Automated lepidopteran pest developmental stages classification via transfer learning framework.

Abstract

The maize crop is highly susceptible to damage caused by its primary pests, which poses considerable challenges in manually identifying and controlling them at various larval developmental stages. To mitigate this issue, we propose an automated classification system aimed at identifying the different larval developmental stages of 23 instars of 4 major lepidopteran pests: the Asian corn borer, Ostrinia furnacalis (Guenée; Lepidoptera: Crambidae), the fall armyworm, Spodoptera frugiperda (J.E. Smith; Lepidoptera: Noctuidae), the oriental armyworm, Mythimna separata (Walker; Lepidoptera: Noctuidae), and the tobacco cutworm, Spodoptera litura (Fabricius; Lepidoptera: Noctuidae).

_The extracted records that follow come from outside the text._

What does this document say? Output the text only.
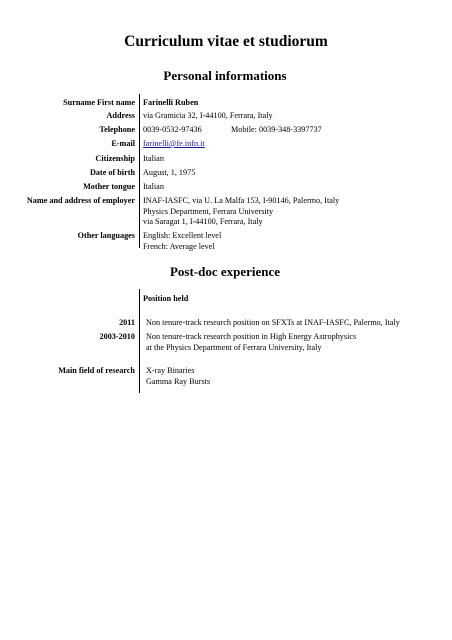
Curriculum vitae et studiorum
Personal informations
Surname First name Farinelli Ruben
Address via Gramicia 32, I-44100, Ferrara, Italy
Telephone 0039-0532-97436	Mobile: 0039-348-3397737
E-mail farinelli@fe.infn.it
Citizenship Italian
Date of birth August, 1, 1975
Mother tongue Italian
Name and address of employer INAF-IASFC, via U. La Malfa 153, I-90146, Palermo, Italy
Physics Department, Ferrara University
via Saragat 1, I-44100, Ferrara, Italy
Other languages English: Excellent level
French: Average level
Post-doc experience
Position held
2011 Non tenure-track research position on SFXTs at INAF-IASFC, Palermo, Italy
2003-2010 Non tenure-track research position in High Energy Astrophysics
at the Physics Department of Ferrara University, Italy
Main field of research X-ray Binaries
Gamma Ray Bursts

Employing 5 distinct Convolutional Neural Network architectures-Convnext, Densenet121, Efficientnetv2, Mobilenet, and Resnet-we aimed to automate the process of identifying these larval developmental stages. Each model underwent fine-tuning using 2 different optimizers: stochastic gradient descent with momentum and adaptive moment estimation (Adam). Among the array of models tested, Densenet121, coupled with the Adam optimizer, exhibited the highest classification accuracy, achieving an impressive 96.65%. The configuration performed well in identifying the larval development stages of all 4 pests, with precision, recall, and F1 score evaluation indicators reaching 98.71%, 98.66%, and 98.66%, respectively. Notably, the model was ultimately tested in a natural field environment, demonstrating that Adam_Densenet121 model achieved an accuracy of 90% in identifying the 23 instars of the 4 pests. The application of transfer learning methodology showcased its effectiveness in automating the identification of larval developmental stages, underscoring promising implications for precision-integrated pest management strategies in agriculture.